In televised remarks from a packed courtroom at the County Court of Victoria, Kidd said Pell’s first incident of offending against the boys, in which a jury found he forced one of the 13-year-old boys to put their mouth on his penis, constituted a “brazen and forcible sexual attack”.
Kidd said the second act of offending, in which a jury found he groped one of the boys weeks in a corridor of the cathedral weeks after the first attack, was perpetrated with “physical aggression and venom”.
He further ruled Pell’s offences were the actions of a “fully functioning, competent, lucid, and intelligent man,” discounting the defence’s argument that no person in their right mind would commit the abuses he was charged with.
Kidd admonished Pell for exploiting the boys’ trust in him as a church official, saying “the brazenness of your conduct is indicative of your sense of power and authority” over the victims.
However, Kidd remarked that his sentence reflected Pell’s clean criminal record, his advanced age, his health, and the “heavy reality” that he may spend the final days of his life behind bars.

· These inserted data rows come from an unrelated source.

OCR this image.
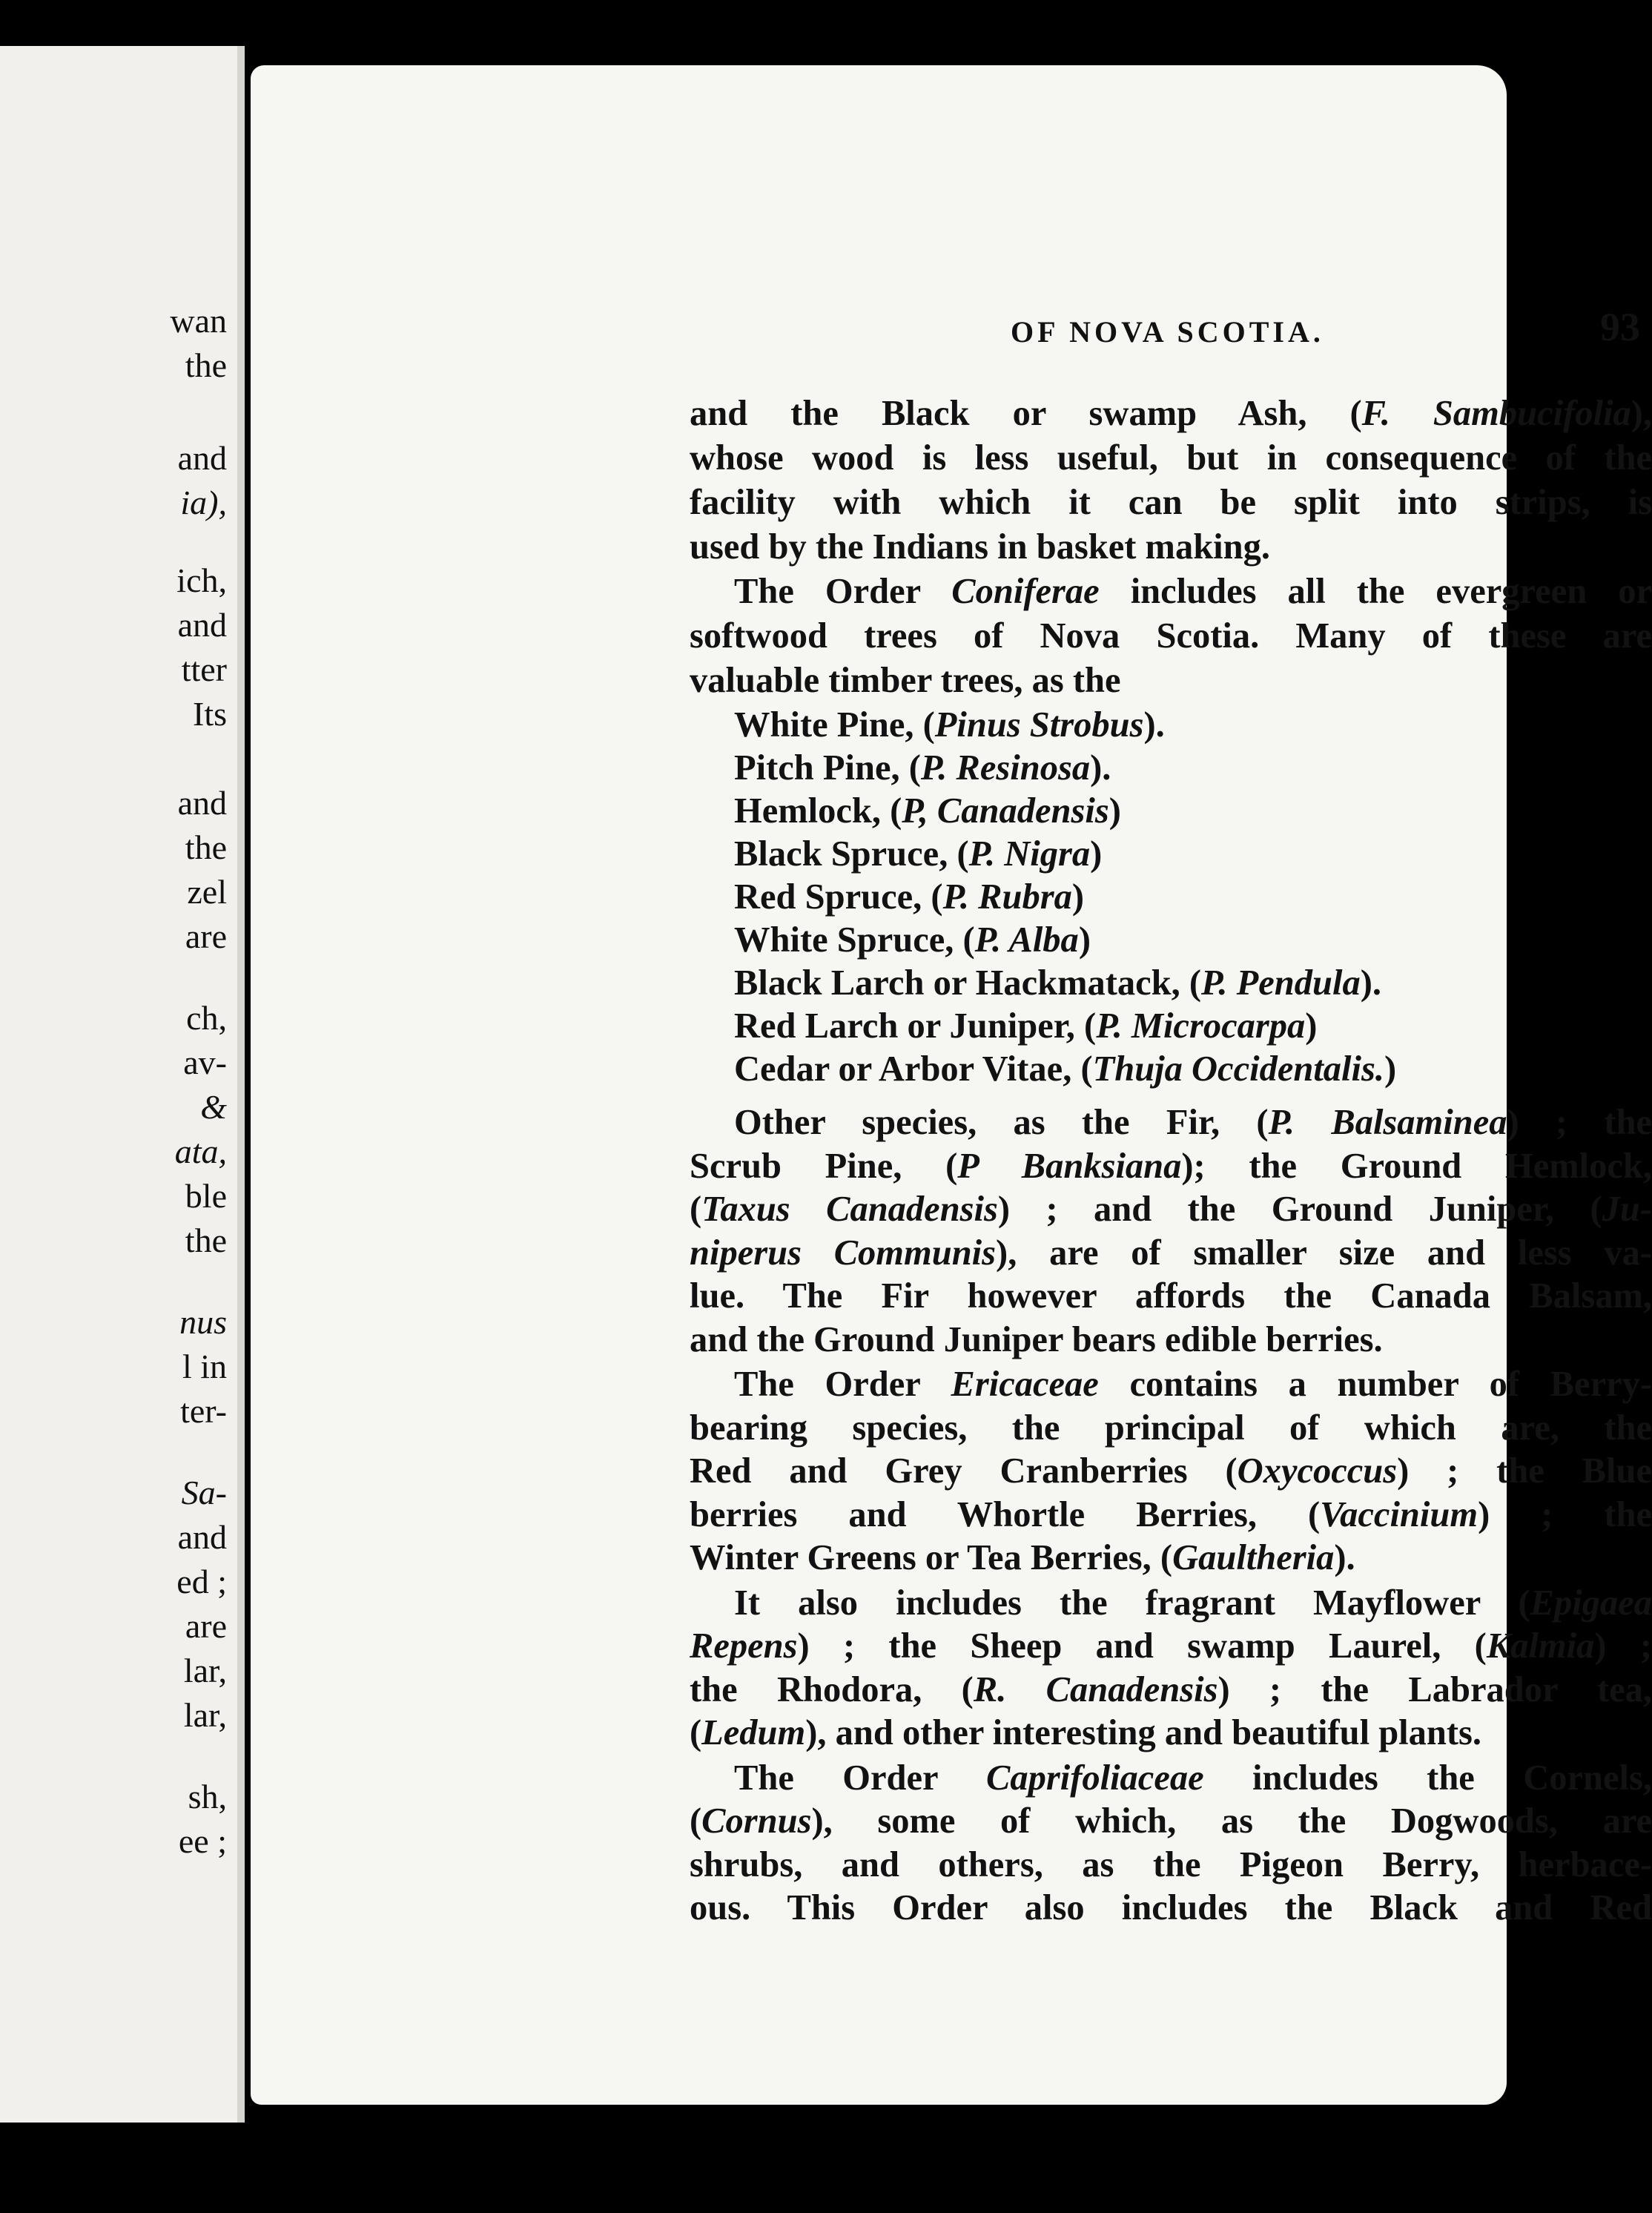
wan
the
and
ia),
ich,
and
tter
Its
and
the
zel
are
ch,
av-
&
ata,
ble
the
nus
l in
ter-
Sa-
and
ed ;
are
lar,
lar,
sh,
ee ;
OF NOVA SCOTIA.	93
and the Black or swamp Ash, (F. Sambucifolia),
whose wood is less useful, but in consequence of the
facility with which it can be split into strips, is
used by the Indians in basket making.
The Order Coniferae includes all the evergreen or
softwood trees of Nova Scotia. Many of these are
valuable timber trees, as the
White Pine, (Pinus Strobus).
Pitch Pine, (P. Resinosa).
Hemlock, (P, Canadensis)
Black Spruce, (P. Nigra)
Red Spruce, (P. Rubra)
White Spruce, (P. Alba)
Black Larch or Hackmatack, (P. Pendula).
Red Larch or Juniper, (P. Microcarpa)
Cedar or Arbor Vitae, (Thuja Occidentalis.)
Other species, as the Fir, (P. Balsaminea) ; the
Scrub Pine, (P Banksiana); the Ground Hemlock,
(Taxus Canadensis) ; and the Ground Juniper, (Ju-
niperus Communis), are of smaller size and less va-
lue. The Fir however affords the Canada Balsam,
and the Ground Juniper bears edible berries.
The Order Ericaceae contains a number of Berry-
bearing species, the principal of which are, the
Red and Grey Cranberries (Oxycoccus) ; the Blue
berries and Whortle Berries, (Vaccinium) ; the
Winter Greens or Tea Berries, (Gaultheria).
It also includes the fragrant Mayflower (Epigaea
Repens) ; the Sheep and swamp Laurel, (Kalmia) ;
the Rhodora, (R. Canadensis) ; the Labrador tea,
(Ledum), and other interesting and beautiful plants.
The Order Caprifoliaceae includes the Cornels,
(Cornus), some of which, as the Dogwoods, are
shrubs, and others, as the Pigeon Berry, herbace-
ous. This Order also includes the Black and Red
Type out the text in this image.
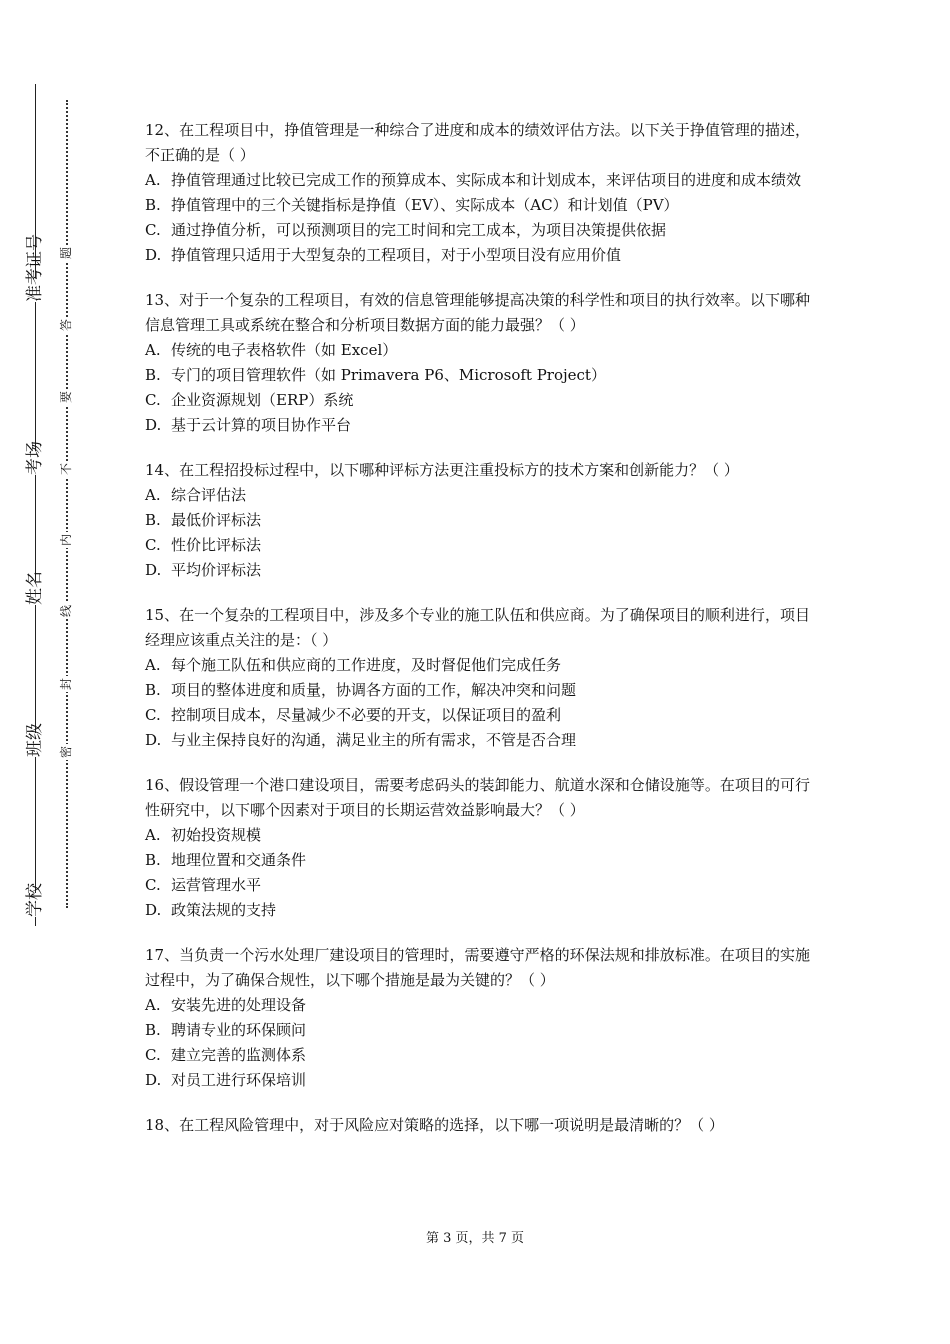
学校
班级
姓名
考场
准考证号
密
封
线
内
不
要
答
题

12、在工程项目中，挣值管理是一种综合了进度和成本的绩效评估方法。以下关于挣值管理的描述，不正确的是（ ）

A. 挣值管理通过比较已完成工作的预算成本、实际成本和计划成本，来评估项目的进度和成本绩效
B. 挣值管理中的三个关键指标是挣值（EV）、实际成本（AC）和计划值（PV）
C. 通过挣值分析，可以预测项目的完工时间和完工成本，为项目决策提供依据
D. 挣值管理只适用于大型复杂的工程项目，对于小型项目没有应用价值

13、对于一个复杂的工程项目，有效的信息管理能够提高决策的科学性和项目的执行效率。以下哪种信息管理工具或系统在整合和分析项目数据方面的能力最强？（ ）

A. 传统的电子表格软件（如 Excel）
B. 专门的项目管理软件（如 Primavera P6、Microsoft Project）
C. 企业资源规划（ERP）系统
D. 基于云计算的项目协作平台

14、在工程招投标过程中，以下哪种评标方法更注重投标方的技术方案和创新能力？（ ）

A. 综合评估法
B. 最低价评标法
C. 性价比评标法
D. 平均价评标法

15、在一个复杂的工程项目中，涉及多个专业的施工队伍和供应商。为了确保项目的顺利进行，项目经理应该重点关注的是：（ ）

A. 每个施工队伍和供应商的工作进度，及时督促他们完成任务
B. 项目的整体进度和质量，协调各方面的工作，解决冲突和问题
C. 控制项目成本，尽量减少不必要的开支，以保证项目的盈利
D. 与业主保持良好的沟通，满足业主的所有需求，不管是否合理

16、假设管理一个港口建设项目，需要考虑码头的装卸能力、航道水深和仓储设施等。在项目的可行性研究中，以下哪个因素对于项目的长期运营效益影响最大？（ ）

A. 初始投资规模
B. 地理位置和交通条件
C. 运营管理水平
D. 政策法规的支持

17、当负责一个污水处理厂建设项目的管理时，需要遵守严格的环保法规和排放标准。在项目的实施过程中，为了确保合规性，以下哪个措施是最为关键的？（ ）

A. 安装先进的处理设备
B. 聘请专业的环保顾问
C. 建立完善的监测体系
D. 对员工进行环保培训

18、在工程风险管理中，对于风险应对策略的选择，以下哪一项说明是最清晰的？（ ）

第 3 页，共 7 页
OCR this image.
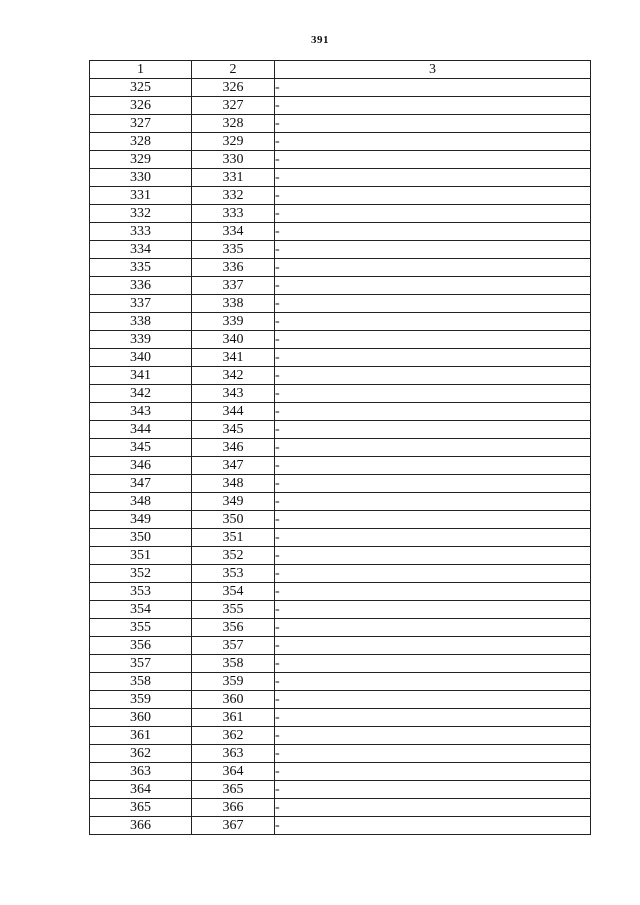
391
1	2	3
325	326	-
326	327	-
327	328	-
328	329	-
329	330	-
330	331	-
331	332	-
332	333	-
333	334	-
334	335	-
335	336	-
336	337	-
337	338	-
338	339	-
339	340	-
340	341	-
341	342	-
342	343	-
343	344	-
344	345	-
345	346	-
346	347	-
347	348	-
348	349	-
349	350	-
350	351	-
351	352	-
352	353	-
353	354	-
354	355	-
355	356	-
356	357	-
357	358	-
358	359	-
359	360	-
360	361	-
361	362	-
362	363	-
363	364	-
364	365	-
365	366	-
366	367	-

In December, Pell was found guilty on one count of sexually penetrating a child under the age of 16, and on four counts committing an indecent act with or in the presence of a child. Each charge came with a maximum applicable penalty of ten years behind bars.
Pell had been remanded at the maximum-security Melbourne Assessment Prison after his conviction was made public last month.
News of his conviction had been under a suppression order, which was lifted when a planned second trial on separate matters was dropped.
Pell maintains his innocence and will appeal the conviction. That hearing is scheduled for June.
Pell, who rose from a priest in regional Victoria to serve as treasurer of the Vatican, is the highest-ranking Catholic worldwide to be convicted of child sex abuse.